C’est le pari qu’ont pris, il y a près de 30 ans, les fondateurs de Châteauform’. « Plutôt que le profit, l’entreprise humaniste place les femmes et les hommes au centre de ses préoccupations », résume son président, Daniel Abittan. Dans un environnement économique écrasé depuis des décennies par la quête du profit, destiné à assurer la rétribution des actionnaires, l’idée n’est pas si aisée à imposer. Agir pour le bien commun ne se limite pas à vouloir améliorer les conditions de travail (matérielles comme relationnelles) : cela passe aussi par une meilleure qualité de service ainsi que des relations honnêtes avec les fournisseurs. C’est une démarche systémique. Un modèle qui, intrinsèquement, serait même de nature à porter les germes d’une révolution à plus grande échelle. « Nous sommes convaincus que seules les entreprises qui mettent l’humain au cœur, qui respectent le vivant et les territoires, ont le pouvoir de transformer harmonieusement et durablement notre monde« , défend avec conviction Benjamin Abittan, directeur général adjoint de Châteauform’. En se préoccupant davantage du bien-être de leurs communautés, ces entreprises seraient les dépositaires des changements que commande notre époque. Elles n’auraient plus seulement un rôle économique, elles deviendraient des acteurs de l’émancipation sociale.

Révéler les talents

Replacer l’humain au cœur de l’entreprise nécessite de repenser les fondements mêmes de l’organisation. Pour cela, Châteauform’ s’appuie sur six valeurs, véritables clés de voûte de la bonne marche du groupe : « L’amour du client, l’audace et l’initiative, la loyauté et l’honnêteté, grandir et faire grandir, l’esprit de famille et enfin, la performance« , égraine Magaly Gaudin, responsable des « richesses » humaines. L’objectif premier est l’épanouissement de chacun, car « des collaborateurs heureux font des clients heureux et des actionnaires heureux« , rappelle Daniel Abittan.

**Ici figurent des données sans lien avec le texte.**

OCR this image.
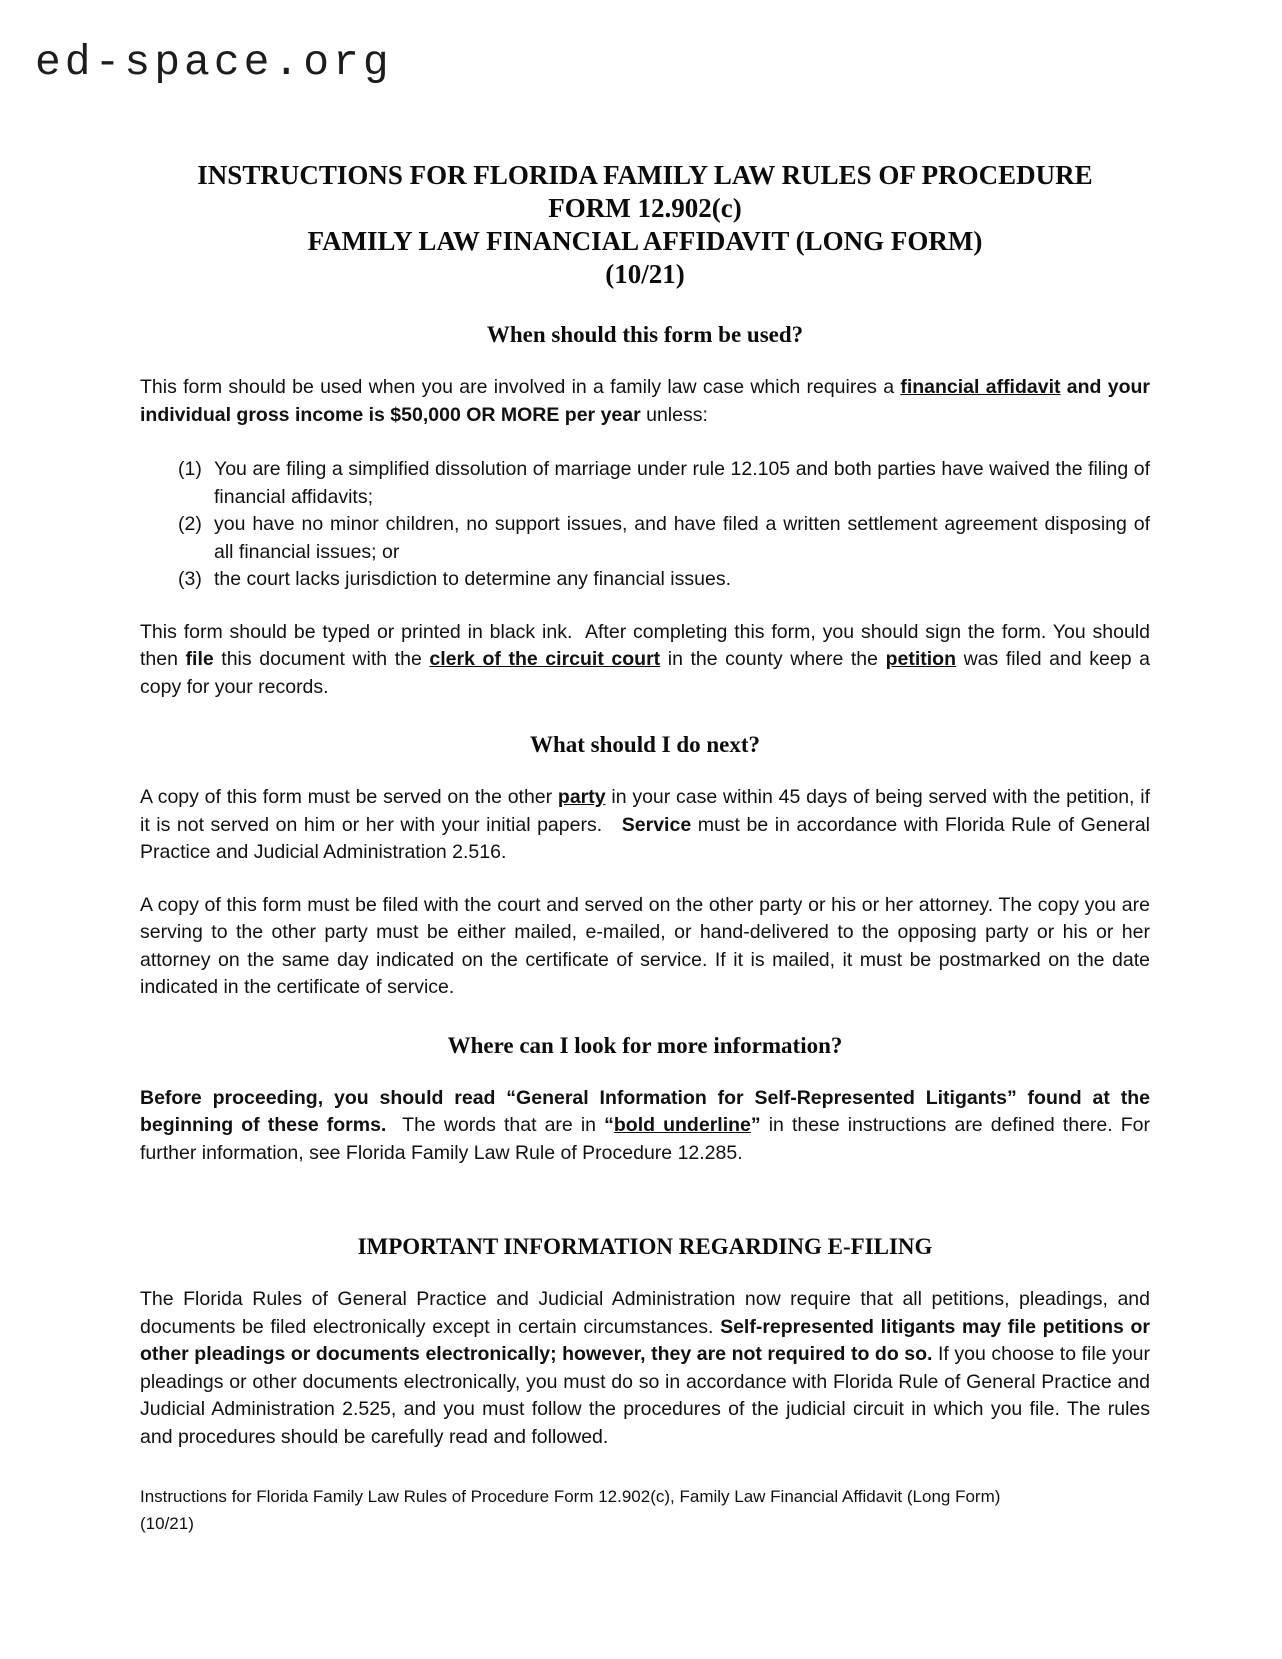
ed-space.org
INSTRUCTIONS FOR FLORIDA FAMILY LAW RULES OF PROCEDURE
FORM 12.902(c)
FAMILY LAW FINANCIAL AFFIDAVIT (LONG FORM)
(10/21)
When should this form be used?

This form should be used when you are involved in a family law case which requires a financial affidavit and your individual gross income is $50,000 OR MORE per year unless:

(1) You are filing a simplified dissolution of marriage under rule 12.105 and both parties have waived the filing of financial affidavits;
(2) you have no minor children, no support issues, and have filed a written settlement agreement disposing of all financial issues; or
(3) the court lacks jurisdiction to determine any financial issues.

This form should be typed or printed in black ink.  After completing this form, you should sign the form. You should then file this document with the clerk of the circuit court in the county where the petition was filed and keep a copy for your records.

What should I do next?

A copy of this form must be served on the other party in your case within 45 days of being served with the petition, if it is not served on him or her with your initial papers.   Service must be in accordance with Florida Rule of General Practice and Judicial Administration 2.516.

A copy of this form must be filed with the court and served on the other party or his or her attorney. The copy you are serving to the other party must be either mailed, e-mailed, or hand-delivered to the opposing party or his or her attorney on the same day indicated on the certificate of service. If it is mailed, it must be postmarked on the date indicated in the certificate of service.

Where can I look for more information?

Before proceeding, you should read “General Information for Self-Represented Litigants” found at the beginning of these forms.  The words that are in “bold underline” in these instructions are defined there. For further information, see Florida Family Law Rule of Procedure 12.285.

IMPORTANT INFORMATION REGARDING E-FILING

The Florida Rules of General Practice and Judicial Administration now require that all petitions, pleadings, and documents be filed electronically except in certain circumstances. Self-represented litigants may file petitions or other pleadings or documents electronically; however, they are not required to do so. If you choose to file your pleadings or other documents electronically, you must do so in accordance with Florida Rule of General Practice and Judicial Administration 2.525, and you must follow the procedures of the judicial circuit in which you file. The rules and procedures should be carefully read and followed.

Instructions for Florida Family Law Rules of Procedure Form 12.902(c), Family Law Financial Affidavit (Long Form)
(10/21)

Dans ce schéma organisationnel atypique, la hiérarchie n’en porte que le nom. « Les leaders sont des « servant leaders » qui, au sein de leurs équipes, ont comme principale mission d’aider leurs talents à se révéler en encourageant la collaboration, l’écoute, la confiance et la responsabilisation dans la prise de décision« , poursuit Magaly Gaudin.

Si éloignée des standards qui prévalaient jusqu’alors, l’entreprise humaniste ne fait pas pour autant l’impasse sur les résultats financiers qui garantissent, in fine, sa viabilité. Débutée en 1996 dans l’Oise, l’aventure de Châteauform’ a, depuis, été florissante puisqu’elle comptait, l’an dernier, 70 sites en Europe pour un total de 18 000 séminaires organisés et un chiffre d’affaires de 243 millions d’euros. Une tendance structurelle qui porte en elle la promesse d’une révolution de fond des approches managériales et l’émergence de nouveaux modèles de management.